PINECONE_INDEX_NAME=

  • Visit openai to retrieve API keys and insert into your .env file.
  • Visit pinecone to create and retrieve your API keys, and also retrieve your environment and index name from the dashboard.
  1. In the config folder, replace the PINECONE_NAME_SPACE with a namespace where you'd like to store your embeddings on Pinecone when you run npm run ingest. This namespace will later be used for queries and retrieval.

  2. In utils/makechain.ts chain change the QA_PROMPT for your own usecase. Change modelName in new OpenAI to gpt-4, if you have access to gpt-4 api. Please verify outside this repo that you have access to gpt-4 api, otherwise the application will not work.

Convert your PDF files to embeddings

This repo can load multiple PDF files

  1. Inside docs folder, add your pdf files or folders that contain pdf files.

  2. Run the script npm run ingest to 'ingest' and embed your docs. If you run into errors troubleshoot below.

  3. Check Pinecone dashboard to verify your namespace and vectors have been added.

Run the app

Once you've verified that the embeddings and content have been successfully added to your Pinecone, you can run the app npm run dev to launch the local dev environment, and then type a question in the chat interface.

Troubleshooting

In general, keep an eye out in the issues and discussions section of this repo for solutions.

General errors

  • Make sure you're running the latest Node version. Run node -v
  • Try a different PDF or convert your PDF to text first. It's possible your PDF is corrupted, scanned, or requires OCR to convert to text.
  • Console.log the env variables and make sure they are exposed.
  • Make sure you're using the same versions of LangChain and Pinecone as this repo.
  • Check that you've created an .env file that contains your valid (and working) API keys, environment and index name.
  • If you change modelName in OpenAI, make sure you have access to the api for the appropriate model.
  • Make sure you have enough OpenAI credits and a valid card on your billings account.
  • Check that you don't have multiple OPENAPI keys in your global environment.

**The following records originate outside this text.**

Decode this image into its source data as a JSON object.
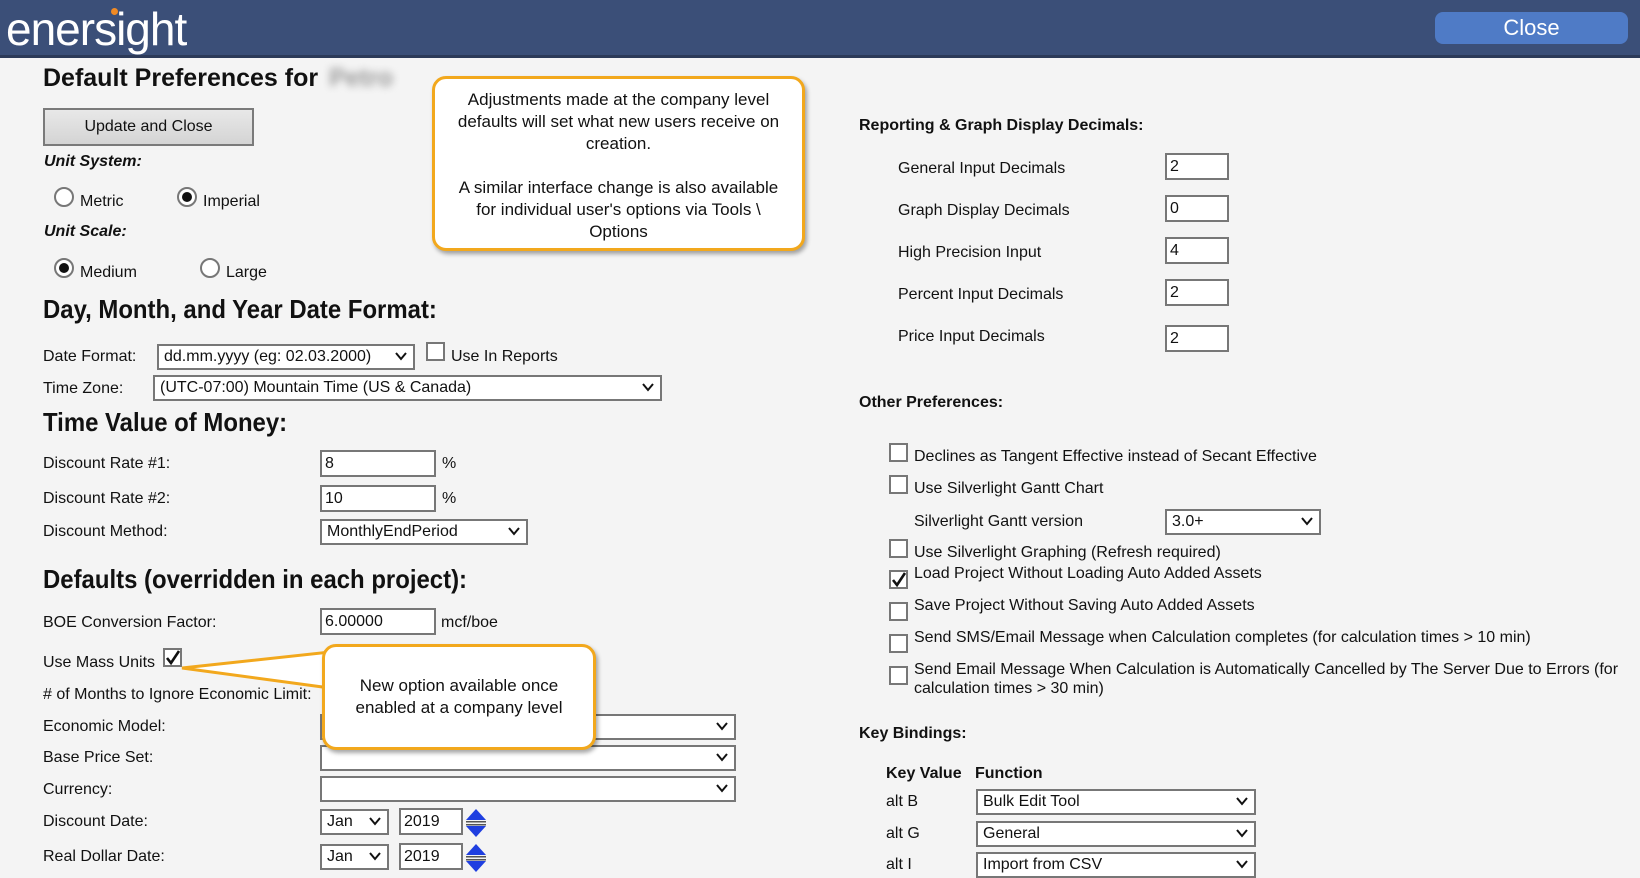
{
  "app": {
    "logo": "enersight",
    "close_label": "Close"
  },
  "page": {
    "title": "Default Preferences for",
    "company_name_blurred": "Petro",
    "update_button": "Update and Close"
  },
  "unit_system": {
    "label": "Unit System:",
    "options": [
      {
        "label": "Metric",
        "selected": false
      },
      {
        "label": "Imperial",
        "selected": true
      }
    ]
  },
  "unit_scale": {
    "label": "Unit Scale:",
    "options": [
      {
        "label": "Medium",
        "selected": true
      },
      {
        "label": "Large",
        "selected": false
      }
    ]
  },
  "date_format": {
    "heading": "Day, Month, and Year Date Format:",
    "date_format_label": "Date Format:",
    "date_format_value": "dd.mm.yyyy (eg: 02.03.2000)",
    "use_in_reports_label": "Use In Reports",
    "use_in_reports_checked": false,
    "time_zone_label": "Time Zone:",
    "time_zone_value": "(UTC-07:00) Mountain Time (US & Canada)"
  },
  "tvm": {
    "heading": "Time Value of Money:",
    "rate1_label": "Discount Rate #1:",
    "rate1_value": "8",
    "rate2_label": "Discount Rate #2:",
    "rate2_value": "10",
    "percent": "%",
    "method_label": "Discount Method:",
    "method_value": "MonthlyEndPeriod"
  },
  "defaults": {
    "heading": "Defaults (overridden in each project):",
    "boe_label": "BOE Conversion Factor:",
    "boe_value": "6.00000",
    "boe_unit": "mcf/boe",
    "mass_units_label": "Use Mass Units",
    "mass_units_checked": true,
    "months_ignore_label": "# of Months to Ignore Economic Limit:",
    "economic_model_label": "Economic Model:",
    "economic_model_value": "",
    "base_price_label": "Base Price Set:",
    "base_price_value": "",
    "currency_label": "Currency:",
    "currency_value": "",
    "discount_date_label": "Discount Date:",
    "discount_date_month": "Jan",
    "discount_date_year": "2019",
    "real_dollar_label": "Real Dollar Date:",
    "real_dollar_month": "Jan",
    "real_dollar_year": "2019"
  },
  "callouts": {
    "top_line1": "Adjustments made at the company level defaults will set what new users receive on creation.",
    "top_line2": "A similar interface change is also available for individual user's options via Tools \\ Options",
    "mass": "New option available once enabled at a company level"
  },
  "decimals": {
    "heading": "Reporting & Graph Display Decimals:",
    "items": [
      {
        "label": "General Input Decimals",
        "value": "2"
      },
      {
        "label": "Graph Display Decimals",
        "value": "0"
      },
      {
        "label": "High Precision Input",
        "value": "4"
      },
      {
        "label": "Percent Input Decimals",
        "value": "2"
      },
      {
        "label": "Price Input Decimals",
        "value": "2"
      }
    ]
  },
  "other": {
    "heading": "Other Preferences:",
    "items": [
      {
        "label": "Declines as Tangent Effective instead of Secant Effective",
        "checked": false
      },
      {
        "label": "Use Silverlight Gantt Chart",
        "checked": false
      },
      {
        "label": "Use Silverlight Graphing (Refresh required)",
        "checked": false
      },
      {
        "label": "Load Project Without Loading Auto Added Assets",
        "checked": true
      },
      {
        "label": "Save Project Without Saving Auto Added Assets",
        "checked": false
      },
      {
        "label": "Send SMS/Email Message when Calculation completes (for calculation times > 10 min)",
        "checked": false
      },
      {
        "label": "Send Email Message When Calculation is Automatically Cancelled by The Server Due to Errors (for",
        "label_line2": "calculation times > 30 min)",
        "checked": false
      }
    ],
    "gantt_version_label": "Silverlight Gantt version",
    "gantt_version_value": "3.0+"
  },
  "key_bindings": {
    "heading": "Key Bindings:",
    "col_key": "Key Value",
    "col_function": "Function",
    "rows": [
      {
        "key": "alt B",
        "function": "Bulk Edit Tool"
      },
      {
        "key": "alt G",
        "function": "General"
      },
      {
        "key": "alt I",
        "function": "Import from CSV"
      }
    ]
  }
}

If you do, the local env file from the project will be overwritten by systems env variable.
  • Try to hard code your API keys into the process.env variables if there are still issues.

Pinecone errors

  • Make sure your pinecone dashboard environment and index matches the one in the pinecone.ts and .env files.
  • Check that you've set the vector dimensions to 1536.
  • Make sure your pinecone namespace is in lowercase.
  • Pinecone indexes of users on the Starter(free) plan are deleted after 7 days of inactivity. To prevent this, send an API request to Pinecone to reset the counter before 7 days.
  • Retry from scratch with a new Pinecone project, index, and cloned repo.